We only actually finished the film three weeks ago. When Berlin accepted it they hadn't even seen the finished film. I'm going to see the final final finished film at the premiere, along with everybody.
I'm really excited about the film. It's been a passionate project for us.
Who's Srikandi of the title?
Srikandi itself is a story, a mythological story from the Mahabharata, an ancient collection of stories. The story is still used in Javanese shadow puppet plays. It's about a female warrior, and that's how it ties into our film. It's a story about a strong independent woman defying expectations that society has of her. She represents struggles that modern women can relate to: struggles with identities, roles and expectations. That's how it becomes the backbone of our film.

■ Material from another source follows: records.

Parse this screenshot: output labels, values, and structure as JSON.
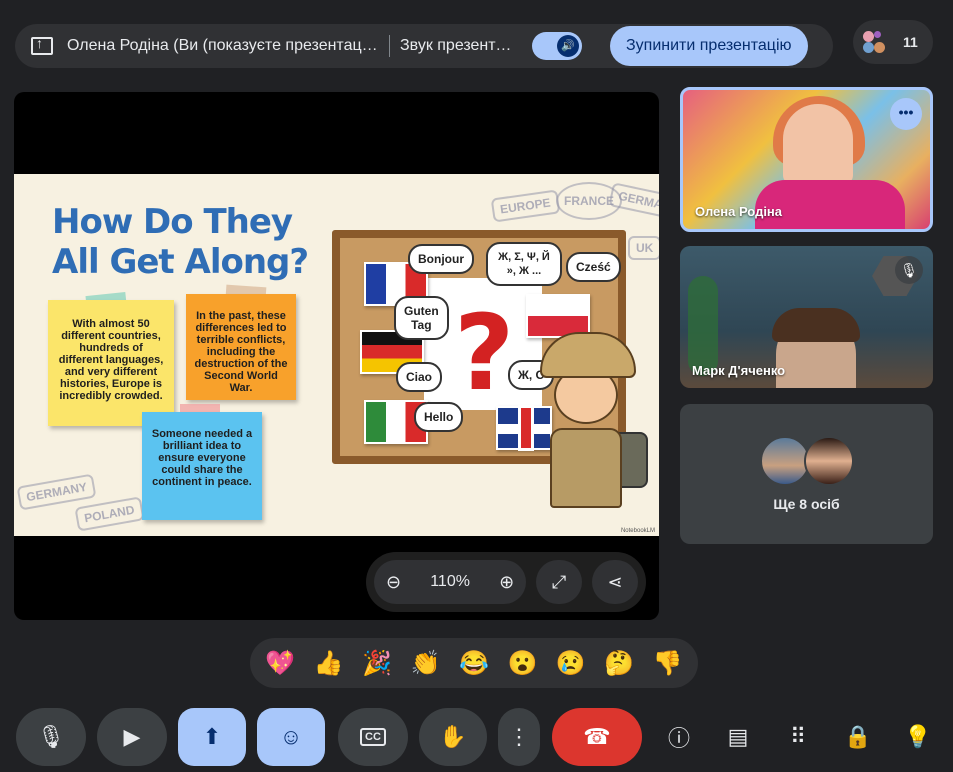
{
  "presenting_bar": {
    "text": "Олена Родіна (Ви (показуєте презентацію))",
    "audio_text": "Звук презентації",
    "stop_label": "Зупинити презентацію",
    "participants_count": "11"
  },
  "slide": {
    "title_line1": "How Do They",
    "title_line2": "All Get Along?",
    "note1": "With almost 50 different countries, hundreds of different languages, and very different histories, Europe is incredibly crowded.",
    "note2": "In the past, these differences led to terrible conflicts, including the destruction of the Second World War.",
    "note3": "Someone needed a brilliant idea to ensure everyone could share the continent in peace.",
    "bubbles": {
      "bonjour": "Bonjour",
      "symbols": "Ж, Σ, Ψ, Й », Ж ...",
      "czesc": "Cześć",
      "guten_tag": "Guten\nTag",
      "ciao": "Ciao",
      "hello": "Hello",
      "zh": "Ж, С"
    },
    "stamps": {
      "europe": "EUROPE",
      "france": "FRANCE",
      "germany_top": "GERMANY",
      "uk": "UK",
      "germany_bottom": "GERMANY",
      "poland": "POLAND"
    },
    "watermark": "NotebookLM"
  },
  "zoom": {
    "level": "110%"
  },
  "tiles": {
    "main_speaker": "Олена Родіна",
    "second": "Марк Д'яченко",
    "others": "Ще 8 осіб"
  },
  "reactions": [
    "💖",
    "👍",
    "🎉",
    "👏",
    "😂",
    "😮",
    "😢",
    "🤔",
    "👎"
  ],
  "colors": {
    "accent": "#a8c7fa",
    "end_call": "#dc362e",
    "surface": "#3c4043",
    "background": "#202124"
  }
}
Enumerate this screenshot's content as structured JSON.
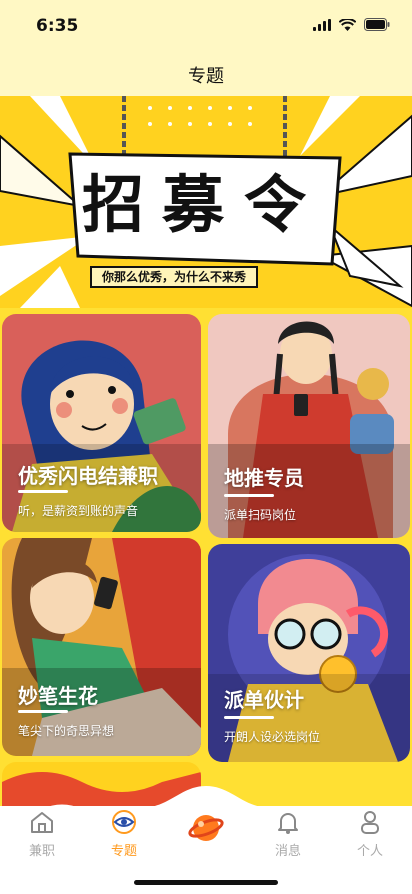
{
  "status": {
    "time": "6:35"
  },
  "nav": {
    "title": "专题"
  },
  "banner": {
    "words": [
      "招",
      "募",
      "令"
    ],
    "subtitle": "你那么优秀，为什么不来秀"
  },
  "cards": [
    {
      "title": "优秀闪电结兼职",
      "subtitle": "听，是薪资到账的声音"
    },
    {
      "title": "地推专员",
      "subtitle": "派单扫码岗位"
    },
    {
      "title": "妙笔生花",
      "subtitle": "笔尖下的奇思异想"
    },
    {
      "title": "派单伙计",
      "subtitle": "开朗人设必选岗位"
    }
  ],
  "tabs": [
    {
      "label": "兼职",
      "icon": "home-icon"
    },
    {
      "label": "专题",
      "icon": "eye-icon"
    },
    {
      "label": "",
      "icon": "planet-icon"
    },
    {
      "label": "消息",
      "icon": "bell-icon"
    },
    {
      "label": "个人",
      "icon": "person-icon"
    }
  ],
  "colors": {
    "accent": "#ff9a1e",
    "inactive": "#aaaaaa",
    "header_bg": "#fff8c4",
    "page_bg": "#ffe033"
  }
}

Your film focuses on the stories of LBT women in Indonesia, what do you think is the biggest problem they face in 2012?
Visibility. I feel that it's a lot better than many many years ago but there's still this... issues within society about talking about LGBT, or sexuality actually.
In recent years there's been some violent incidents from Muslim organisations against the LGBT community. One of the biggest Muslim organisations attacked an LGBT conference and the Queer Film Festival in Jakarta in 2010. The film festival had been happening for nine years, and it's a small private festival.
We don't have a Pride march. I can't see Indonesia having a Pride march in the next few years. The thing is, this organisation that attacked the film festival is big in numbers and the government doesn't want to step in and the police don't want to step in.